Hellenism, then, the flower of the Greek spirit, grew in a soil impregnated with superstition, or, if you do not care for that word, with a religion containing many elements of magic. Every modern student of the subject, I fancy, admits that, although some scholars make more of the magical elements, some less. What no one can deny is that Hellenism tends to reject magic, and tries to expel it from human life. Magic was barbaric, and Hellenism was in reaction against Barbarism. Very likely the reaction went too far; reactions usually do. Very likely something too much was sacrificed to “Greek sanity.” But it would be strange ingratitude on our part to forget that it was this very urgency for the sane, for the rational, which ensured that our civilization was founded on hard realistic thinking, and not on a mere drift of emotionality. The task of thinking things out to their end, even to their bitter end, which was so characteristic of the Greeks, peculiarly fitted them for their task of laying intellectual foundations. It is not an English characteristic, and for that reason we are the more indebted to them. But scarcely less unjust would it be to suppose that the Greeks sacrificed everything to the rational. Nothing of the sort. They felt the charm to which the Celtic imagination yielded itself so utterly. But out of magic could not be built, they thought, any helpful philosophy or sound method of art. So their literature, when it deals with this matter and deals with it at its best, consciously or instinctively aims at drawing from it its full value for the imagination without for a moment permitting it to subdue the judgment. Any one reading in turn Mr. Yeats’s The Shadowy Waters and that part of the Odyssey which deals with the adventures of Odysseus in magic-haunted lands will see what I mean. Yeats’s hero yields himself to the charm; Odysseus fights against it. Which is the wiser is a question I leave to you. But here we have, in an illustration that is almost an epigram, the difference between the Celtic or extreme Romantic temper and the Hellenic temper. The Celt hears the Sirens and follows them; the Greek hears them and unwillingly sails past.

Or you may say: the Celtic gift is vision, the Hellenic gift is light.

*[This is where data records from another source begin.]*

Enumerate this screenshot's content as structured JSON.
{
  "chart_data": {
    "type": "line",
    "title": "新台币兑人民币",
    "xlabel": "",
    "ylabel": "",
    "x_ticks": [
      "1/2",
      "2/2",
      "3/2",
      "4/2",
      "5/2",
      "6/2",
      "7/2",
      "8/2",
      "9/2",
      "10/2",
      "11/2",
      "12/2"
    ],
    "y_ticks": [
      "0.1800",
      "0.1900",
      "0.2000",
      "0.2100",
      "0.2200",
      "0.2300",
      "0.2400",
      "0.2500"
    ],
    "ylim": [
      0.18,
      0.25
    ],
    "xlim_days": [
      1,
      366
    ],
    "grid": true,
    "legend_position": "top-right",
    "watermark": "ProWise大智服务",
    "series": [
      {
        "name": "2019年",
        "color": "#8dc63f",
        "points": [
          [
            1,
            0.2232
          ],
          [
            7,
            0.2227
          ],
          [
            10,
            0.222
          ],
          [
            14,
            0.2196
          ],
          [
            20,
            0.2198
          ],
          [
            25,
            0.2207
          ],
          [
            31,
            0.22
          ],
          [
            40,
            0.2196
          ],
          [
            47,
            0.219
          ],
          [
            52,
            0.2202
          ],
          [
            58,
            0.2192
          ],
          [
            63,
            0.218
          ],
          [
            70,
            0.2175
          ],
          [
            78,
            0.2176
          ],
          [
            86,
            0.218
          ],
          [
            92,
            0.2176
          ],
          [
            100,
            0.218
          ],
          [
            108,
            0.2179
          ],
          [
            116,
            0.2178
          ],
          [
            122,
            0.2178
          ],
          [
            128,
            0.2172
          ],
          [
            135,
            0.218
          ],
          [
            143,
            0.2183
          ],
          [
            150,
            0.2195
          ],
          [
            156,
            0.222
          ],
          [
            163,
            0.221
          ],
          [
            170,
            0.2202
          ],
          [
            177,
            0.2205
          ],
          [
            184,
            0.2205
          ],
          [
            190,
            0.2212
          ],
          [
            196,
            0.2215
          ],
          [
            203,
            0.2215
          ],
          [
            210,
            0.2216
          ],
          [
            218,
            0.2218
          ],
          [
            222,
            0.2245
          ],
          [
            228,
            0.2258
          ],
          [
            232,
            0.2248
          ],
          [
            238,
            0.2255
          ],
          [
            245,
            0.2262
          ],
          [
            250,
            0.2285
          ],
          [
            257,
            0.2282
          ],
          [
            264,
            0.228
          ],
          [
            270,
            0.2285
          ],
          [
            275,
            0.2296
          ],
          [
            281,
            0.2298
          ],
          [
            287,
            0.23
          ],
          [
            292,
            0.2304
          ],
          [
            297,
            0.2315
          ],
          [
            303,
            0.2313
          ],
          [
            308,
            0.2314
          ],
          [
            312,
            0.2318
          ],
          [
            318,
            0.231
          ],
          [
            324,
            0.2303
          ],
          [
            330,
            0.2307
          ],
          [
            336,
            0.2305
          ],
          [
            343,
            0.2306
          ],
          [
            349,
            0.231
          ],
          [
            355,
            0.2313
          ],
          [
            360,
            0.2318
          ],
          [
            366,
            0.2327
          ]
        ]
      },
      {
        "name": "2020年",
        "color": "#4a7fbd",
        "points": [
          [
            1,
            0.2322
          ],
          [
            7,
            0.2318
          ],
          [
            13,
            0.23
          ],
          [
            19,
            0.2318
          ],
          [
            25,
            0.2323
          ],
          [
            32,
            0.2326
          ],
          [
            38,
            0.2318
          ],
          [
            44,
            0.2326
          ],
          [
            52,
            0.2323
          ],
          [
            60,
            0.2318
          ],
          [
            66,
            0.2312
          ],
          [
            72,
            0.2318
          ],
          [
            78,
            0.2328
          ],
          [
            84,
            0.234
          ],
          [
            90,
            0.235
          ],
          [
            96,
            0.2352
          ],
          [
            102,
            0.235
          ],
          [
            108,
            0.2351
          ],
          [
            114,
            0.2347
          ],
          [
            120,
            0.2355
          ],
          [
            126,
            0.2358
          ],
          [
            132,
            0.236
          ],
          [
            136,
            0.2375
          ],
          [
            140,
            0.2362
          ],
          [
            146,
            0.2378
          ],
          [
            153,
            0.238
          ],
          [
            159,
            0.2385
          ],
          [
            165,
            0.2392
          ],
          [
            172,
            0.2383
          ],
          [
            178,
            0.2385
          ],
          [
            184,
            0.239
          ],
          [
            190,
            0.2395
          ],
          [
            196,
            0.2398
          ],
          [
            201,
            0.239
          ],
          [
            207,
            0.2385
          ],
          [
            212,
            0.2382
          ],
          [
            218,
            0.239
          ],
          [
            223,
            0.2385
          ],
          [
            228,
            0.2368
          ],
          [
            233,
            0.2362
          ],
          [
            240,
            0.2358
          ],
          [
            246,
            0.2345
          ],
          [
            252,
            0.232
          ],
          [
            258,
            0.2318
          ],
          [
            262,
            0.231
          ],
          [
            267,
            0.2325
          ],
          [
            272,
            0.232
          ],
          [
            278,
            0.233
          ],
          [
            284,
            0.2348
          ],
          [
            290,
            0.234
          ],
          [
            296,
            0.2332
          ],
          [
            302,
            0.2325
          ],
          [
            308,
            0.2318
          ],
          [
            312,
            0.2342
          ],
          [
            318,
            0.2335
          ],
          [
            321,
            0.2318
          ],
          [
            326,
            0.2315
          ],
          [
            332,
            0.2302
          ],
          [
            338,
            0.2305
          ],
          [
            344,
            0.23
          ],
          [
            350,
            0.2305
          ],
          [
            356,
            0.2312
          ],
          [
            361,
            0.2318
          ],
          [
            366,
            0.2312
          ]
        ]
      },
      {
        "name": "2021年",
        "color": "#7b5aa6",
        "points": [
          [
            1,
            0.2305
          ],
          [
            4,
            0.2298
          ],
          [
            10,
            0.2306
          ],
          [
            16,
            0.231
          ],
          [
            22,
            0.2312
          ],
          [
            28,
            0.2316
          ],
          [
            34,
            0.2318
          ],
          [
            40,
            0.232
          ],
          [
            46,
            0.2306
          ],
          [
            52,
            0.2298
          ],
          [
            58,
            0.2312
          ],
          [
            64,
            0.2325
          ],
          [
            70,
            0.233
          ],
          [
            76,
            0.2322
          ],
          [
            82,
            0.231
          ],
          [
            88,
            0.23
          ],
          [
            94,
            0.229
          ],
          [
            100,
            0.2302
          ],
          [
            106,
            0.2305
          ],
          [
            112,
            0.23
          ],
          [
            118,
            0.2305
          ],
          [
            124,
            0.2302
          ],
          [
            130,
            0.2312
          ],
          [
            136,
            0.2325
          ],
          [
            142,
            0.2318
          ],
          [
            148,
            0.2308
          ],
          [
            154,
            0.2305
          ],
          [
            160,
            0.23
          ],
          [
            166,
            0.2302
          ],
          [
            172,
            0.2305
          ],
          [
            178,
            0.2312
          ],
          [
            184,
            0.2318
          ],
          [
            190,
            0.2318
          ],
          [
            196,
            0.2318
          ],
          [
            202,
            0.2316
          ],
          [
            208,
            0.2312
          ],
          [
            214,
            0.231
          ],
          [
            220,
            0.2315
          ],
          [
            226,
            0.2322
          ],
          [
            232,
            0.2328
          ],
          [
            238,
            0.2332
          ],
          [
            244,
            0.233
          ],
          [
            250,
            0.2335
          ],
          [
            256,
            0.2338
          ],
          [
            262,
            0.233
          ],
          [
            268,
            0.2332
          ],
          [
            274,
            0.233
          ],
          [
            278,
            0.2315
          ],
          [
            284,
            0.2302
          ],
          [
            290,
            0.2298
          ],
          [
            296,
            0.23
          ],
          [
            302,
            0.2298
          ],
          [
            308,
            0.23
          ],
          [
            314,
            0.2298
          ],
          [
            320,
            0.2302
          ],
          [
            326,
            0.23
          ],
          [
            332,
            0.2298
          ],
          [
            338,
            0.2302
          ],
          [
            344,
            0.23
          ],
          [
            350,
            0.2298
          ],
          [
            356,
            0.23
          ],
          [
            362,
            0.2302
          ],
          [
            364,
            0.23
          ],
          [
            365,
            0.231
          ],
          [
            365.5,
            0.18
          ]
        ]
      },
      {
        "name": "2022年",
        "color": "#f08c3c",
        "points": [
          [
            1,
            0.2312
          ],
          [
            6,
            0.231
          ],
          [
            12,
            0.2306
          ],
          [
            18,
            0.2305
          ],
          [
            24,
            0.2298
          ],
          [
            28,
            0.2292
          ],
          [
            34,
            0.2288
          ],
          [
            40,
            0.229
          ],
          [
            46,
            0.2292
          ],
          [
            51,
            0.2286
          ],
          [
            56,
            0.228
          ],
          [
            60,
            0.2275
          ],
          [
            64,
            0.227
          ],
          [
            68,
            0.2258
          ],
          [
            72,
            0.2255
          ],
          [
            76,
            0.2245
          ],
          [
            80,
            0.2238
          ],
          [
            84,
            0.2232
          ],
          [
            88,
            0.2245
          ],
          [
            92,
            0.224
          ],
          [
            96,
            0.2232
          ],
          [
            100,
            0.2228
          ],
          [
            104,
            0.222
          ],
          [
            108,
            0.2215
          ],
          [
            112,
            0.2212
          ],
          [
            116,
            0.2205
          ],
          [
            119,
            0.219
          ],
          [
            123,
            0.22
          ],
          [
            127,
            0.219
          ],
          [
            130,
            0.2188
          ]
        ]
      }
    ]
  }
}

Observe Homer’s dealings with magic. He often finds himself in its presence, and he deals with it in various ways. He leaves it out, he veils it, he transforms it. I am unable to see on what real grounds we can follow one of the most eminent of English scholars in Homer in dividing off the rest of the Homeric poems from those books of the Odyssey which tell of Odysseus’ wanderings in unknown lands and seas. When does magic cease to be magic? Is it magic when Circe in the Odyssean fairyland changes men into swine, and not magic when Athena in Ithaca changes Odysseus into a beggar and herself into a bird? However, what Dr. Leaf has in mind is rather a difference which he feels in the whole atmosphere of these fairyland books, which the ancients knew by the title of the Narrative to Alkinoos, from the rest of the Odyssey and from the Iliad. The Narrative, he thinks, moves in places which it is hopeless to look for in the map. The geography of the rest is really to be found on the map, if you only know where to look for it. I might agree with this and yet hold (as I should) that the geographical point is deceptive. Odysseus does pass out of known into unknown lands, but he does not pass out of one atmosphere into another. There are more miracles and magic in the Narrative than in the rest of Homer, but the treatment of them is the same. Or, to put it somewhat differently, Phaeakia is just as real to me as Troy or Ithaca. And I fancy it was just as real to Homer.